Somewhat later Atlantic City and its satellite towns extended an enthusiastic welcome to all who were able to produce the rail fare from Philadelphia, the price of a room at any one of the nine hundred hotels and boarding houses on Absecon Island, and pay a modest bathhouse charge. (Bath, with dress, twenty-five cents). In brief, the seashore became the playground of everybody, Morgans and Rockefellers and Vanderbilts, grandes dames and giggling shopgirls, tired businessmen and beach gigolos, eligible bachelors and matchmaking mammas, married flirts and rocking-chair gossips. All converged upon the gently slanting, white sand beaches by stagecoach, by boat, and by steam cars as the railroad network pushed out to connect the cities with the sea and financed hotels to accommodate the tourist trade. From Mount Desert off the coast of Maine to St. Augustine, Florida, the seaside resort presented the human comedy in its full range, a Vanity Fair with salt in its hair and sand in its shoes. (The plutocratic tradition is still evident at Palm Beach, a fourteen-mile sandspit preserve for the very wealthy that Henry Morrison Flagler founded when he ran his Florida East Coast Railway to it in the 1890’s.)
Long before the American Revolution, wealthy planters from the southern colonies and the West Indies discovered the cool summer breezes of Narragansett Bay and joined with New Englanders of quality who had prospered in rum and the slave trade to plumb the recreational possibilities of Newport. These agreeable diversions included beach races of the famous Narragansett pacers and sailing a sloop over to Goat Island for a “turtle frolick,” with dinner prepared by a skillful Guinea boy and dancing later under the stars. By the decades 1830-50 Newport had firmly established the concept of the social seaside watering place, bustling in August with “horsemen and chariots,” reported Harper’s New Monthly Magazine , and “all that is gayest and most fashionable from every quarter of the country …”

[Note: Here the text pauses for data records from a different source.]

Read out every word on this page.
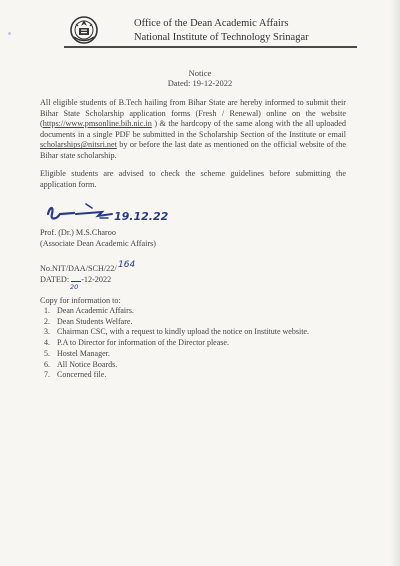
Office of the Dean Academic Affairs
National Institute of Technology Srinagar
Notice
Dated: 19-12-2022
All eligible students of B.Tech hailing from Bihar State are hereby informed to submit their Bihar State Scholarship application forms (Fresh / Renewal) online on the website (https://www.pmsonline.bih.nic.in ) & the hardcopy of the same along with the all uploaded documents in a single PDF be submitted in the Scholarship Section of the Institute or email scholarships@nitsri.net by or before the last date as mentioned on the official website of the Bihar state scholarship.
Eligible students are advised to check the scheme guidelines before submitting the application form.
19.12.22
Prof. (Dr.) M.S.Charoo
(Associate Dean Academic Affairs)
No.NIT/DAA/SCH/22/ 164
DATED: -12-2022
20
Copy for information to:
1. Dean Academic Affairs.
2. Dean Students Welfare.
3. Chairman CSC, with a request to kindly upload the notice on Institute website.
4. P.A to Director for information of the Director please.
5. Hostel Manager.
6. All Notice Boards.
7. Concerned file.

Women of chic changed their costumes three and four times a day, for bowling, driving, dancing the polka, and the obligatory morning dip. It must have been a charming sight: the clean-breaking combers, the slap of the rollers on the shelving beach, the excited ladies in their fetching ankle-length pantalets and red frocks with long sleeves and high necks, their crowning glory topped with a coquettish straw hat, laughing and splashing, while the gentlemen, according to a feminine observer—the year is 1839—“handed about their pretty partners as if they were dancing water quadrilles.” It is a sharp reminder of both social and environmental change that a hundred years later Mrs. George Henry Warren attended a costume ball dressed as “Miss Bailey’s Beach.” “Her ensemble,” wrote Cleveland Amory, historian of the privileged classes, “consisted of a sea weedylooking dress liberally ornamented with clamshells, bones, banana peels and orange rinds.”